No, the uptick in offense at Dodger Stadium thus far in 2015 can be largely attributed to Brandon McCarthy, whose nine earned runs, 15 hits and six home runs allowed over his first two home starts skew the early-season numbers.
While home runs have been more prevalent in recent years, especially for left-handed batters—of Andre Ethier's 146 career home runs, nearly two-thirds have come at home—Dodger Stadium remains one of the toughest places to thrive offensively.
1. PNC Park (Pittsburgh Pirates)
Going deep isn't a regular occurrence at PNC Park, thanks to a unique outfield configuration, including a 21-foot-high wall in right field (honoring the late Roberto Clemente, who wore No. 21) and the "North Side Notch" in left field—a spot that's 410 feet from home plate and the place fly balls go to die.
“From where the seats end in right-center, to the foul pole in left, it takes a pretty good pop to get it out of there,” Pirates reliever Tony Watson told the Pittsburgh Tribune-Review's Travis Sawchik. “Our approach—pound the fastballs in, get outs in three pitches or less—it kind of plays to the park."

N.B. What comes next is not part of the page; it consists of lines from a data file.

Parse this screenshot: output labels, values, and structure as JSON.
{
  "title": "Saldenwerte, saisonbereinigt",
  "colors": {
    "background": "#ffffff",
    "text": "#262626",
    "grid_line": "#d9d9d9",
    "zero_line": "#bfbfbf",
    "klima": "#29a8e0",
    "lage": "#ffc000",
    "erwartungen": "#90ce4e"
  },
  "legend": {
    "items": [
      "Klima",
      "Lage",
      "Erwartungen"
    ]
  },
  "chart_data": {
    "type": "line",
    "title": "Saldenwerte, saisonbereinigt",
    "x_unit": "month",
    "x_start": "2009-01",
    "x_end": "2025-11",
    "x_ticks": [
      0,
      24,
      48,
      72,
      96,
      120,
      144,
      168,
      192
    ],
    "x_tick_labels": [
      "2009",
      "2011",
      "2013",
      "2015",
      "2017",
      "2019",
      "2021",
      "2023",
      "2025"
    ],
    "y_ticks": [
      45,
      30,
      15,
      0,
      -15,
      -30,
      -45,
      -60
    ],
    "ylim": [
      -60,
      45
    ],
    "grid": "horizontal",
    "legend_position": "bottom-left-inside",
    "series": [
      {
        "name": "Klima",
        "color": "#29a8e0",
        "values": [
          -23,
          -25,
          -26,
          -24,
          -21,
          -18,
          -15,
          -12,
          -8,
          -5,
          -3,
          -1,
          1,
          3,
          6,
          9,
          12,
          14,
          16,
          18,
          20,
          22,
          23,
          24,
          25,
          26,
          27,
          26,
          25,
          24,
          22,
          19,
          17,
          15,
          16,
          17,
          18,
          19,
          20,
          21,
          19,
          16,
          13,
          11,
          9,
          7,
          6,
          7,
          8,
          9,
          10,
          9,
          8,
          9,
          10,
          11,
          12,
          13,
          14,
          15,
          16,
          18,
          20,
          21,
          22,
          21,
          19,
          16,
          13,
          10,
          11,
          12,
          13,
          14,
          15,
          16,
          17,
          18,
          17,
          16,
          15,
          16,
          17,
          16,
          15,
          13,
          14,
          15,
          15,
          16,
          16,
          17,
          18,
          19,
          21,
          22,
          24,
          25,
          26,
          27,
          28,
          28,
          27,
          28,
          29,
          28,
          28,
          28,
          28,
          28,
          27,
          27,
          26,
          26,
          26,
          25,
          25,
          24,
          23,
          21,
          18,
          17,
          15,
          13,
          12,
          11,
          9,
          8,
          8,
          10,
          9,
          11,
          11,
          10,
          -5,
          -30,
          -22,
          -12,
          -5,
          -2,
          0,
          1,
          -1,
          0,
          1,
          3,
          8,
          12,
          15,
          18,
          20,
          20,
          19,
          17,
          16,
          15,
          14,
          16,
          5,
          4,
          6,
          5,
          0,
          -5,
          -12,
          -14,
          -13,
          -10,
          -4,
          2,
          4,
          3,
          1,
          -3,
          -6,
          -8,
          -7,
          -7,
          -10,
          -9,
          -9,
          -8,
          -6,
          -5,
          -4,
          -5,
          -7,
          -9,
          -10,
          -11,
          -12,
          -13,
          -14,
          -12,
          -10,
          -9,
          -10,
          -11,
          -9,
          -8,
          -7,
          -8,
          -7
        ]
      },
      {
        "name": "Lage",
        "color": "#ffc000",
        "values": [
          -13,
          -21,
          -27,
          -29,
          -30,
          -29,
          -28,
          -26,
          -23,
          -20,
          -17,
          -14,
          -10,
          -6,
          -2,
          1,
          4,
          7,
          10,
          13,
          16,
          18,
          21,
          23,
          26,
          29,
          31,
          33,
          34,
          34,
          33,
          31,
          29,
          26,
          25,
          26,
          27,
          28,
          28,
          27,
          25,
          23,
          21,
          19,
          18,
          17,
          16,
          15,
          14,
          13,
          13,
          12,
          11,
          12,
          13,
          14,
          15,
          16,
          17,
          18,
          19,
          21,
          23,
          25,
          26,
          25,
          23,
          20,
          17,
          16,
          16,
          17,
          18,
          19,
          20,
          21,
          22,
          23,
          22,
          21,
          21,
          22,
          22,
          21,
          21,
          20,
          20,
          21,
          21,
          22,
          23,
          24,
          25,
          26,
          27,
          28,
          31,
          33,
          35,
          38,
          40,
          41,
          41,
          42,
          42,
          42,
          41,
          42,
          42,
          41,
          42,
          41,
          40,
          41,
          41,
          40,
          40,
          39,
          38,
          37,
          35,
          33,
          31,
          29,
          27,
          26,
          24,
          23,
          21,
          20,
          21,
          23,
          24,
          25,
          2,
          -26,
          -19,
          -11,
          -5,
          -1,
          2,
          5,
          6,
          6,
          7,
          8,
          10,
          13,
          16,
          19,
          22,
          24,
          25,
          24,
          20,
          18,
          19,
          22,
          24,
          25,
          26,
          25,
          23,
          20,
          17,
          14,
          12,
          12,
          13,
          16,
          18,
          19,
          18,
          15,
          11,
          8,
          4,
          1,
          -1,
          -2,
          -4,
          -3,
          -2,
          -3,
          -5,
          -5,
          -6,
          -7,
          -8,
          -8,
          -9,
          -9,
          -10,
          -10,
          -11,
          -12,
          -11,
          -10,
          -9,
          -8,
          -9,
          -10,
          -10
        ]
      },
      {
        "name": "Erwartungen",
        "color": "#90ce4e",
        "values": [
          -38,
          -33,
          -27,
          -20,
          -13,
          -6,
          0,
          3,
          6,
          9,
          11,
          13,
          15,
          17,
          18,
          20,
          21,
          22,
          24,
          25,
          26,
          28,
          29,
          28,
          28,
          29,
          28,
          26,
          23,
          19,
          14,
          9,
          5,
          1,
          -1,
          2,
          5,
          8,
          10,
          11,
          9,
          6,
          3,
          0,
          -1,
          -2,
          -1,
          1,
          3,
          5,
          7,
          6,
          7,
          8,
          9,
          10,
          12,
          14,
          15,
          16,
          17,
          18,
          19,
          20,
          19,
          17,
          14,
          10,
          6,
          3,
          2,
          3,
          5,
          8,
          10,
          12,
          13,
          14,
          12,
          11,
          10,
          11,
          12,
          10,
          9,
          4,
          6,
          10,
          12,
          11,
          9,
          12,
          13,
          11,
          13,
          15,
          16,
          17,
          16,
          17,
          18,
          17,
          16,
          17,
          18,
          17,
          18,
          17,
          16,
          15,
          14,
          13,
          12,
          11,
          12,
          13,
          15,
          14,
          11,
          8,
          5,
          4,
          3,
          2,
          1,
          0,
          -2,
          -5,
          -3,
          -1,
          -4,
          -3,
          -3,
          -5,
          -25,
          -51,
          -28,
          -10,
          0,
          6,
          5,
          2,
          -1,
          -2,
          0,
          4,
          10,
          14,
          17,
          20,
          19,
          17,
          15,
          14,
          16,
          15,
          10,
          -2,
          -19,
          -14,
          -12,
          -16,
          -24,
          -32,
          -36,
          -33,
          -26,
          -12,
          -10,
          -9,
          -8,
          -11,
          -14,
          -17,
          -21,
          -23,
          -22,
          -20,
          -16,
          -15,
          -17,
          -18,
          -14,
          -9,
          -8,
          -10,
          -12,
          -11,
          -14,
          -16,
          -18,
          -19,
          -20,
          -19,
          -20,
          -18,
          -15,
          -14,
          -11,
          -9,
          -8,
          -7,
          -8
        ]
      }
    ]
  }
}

Only St. Louis' Busch Stadium has seen fewer home runs over the past two years (220) than PNC Park's 224, while the venue trails only San Diego's Petco Park for the lowest slugging percentage (.352) around, playing to a .363 mark.
It's also by design that the Pirates field one of the more athletic outfields in baseball, a group that since the start of the 2013 season ranks sixth in defensive runs saved with 33.
“We spend a little more time on our pitching analysis and guys we feel would be productive in this ballpark,” Pirates manager Clint Hurdle explained to Sawchik. “Outside of that, you try to construct an outfield that you think can play and go get balls—we've done that.”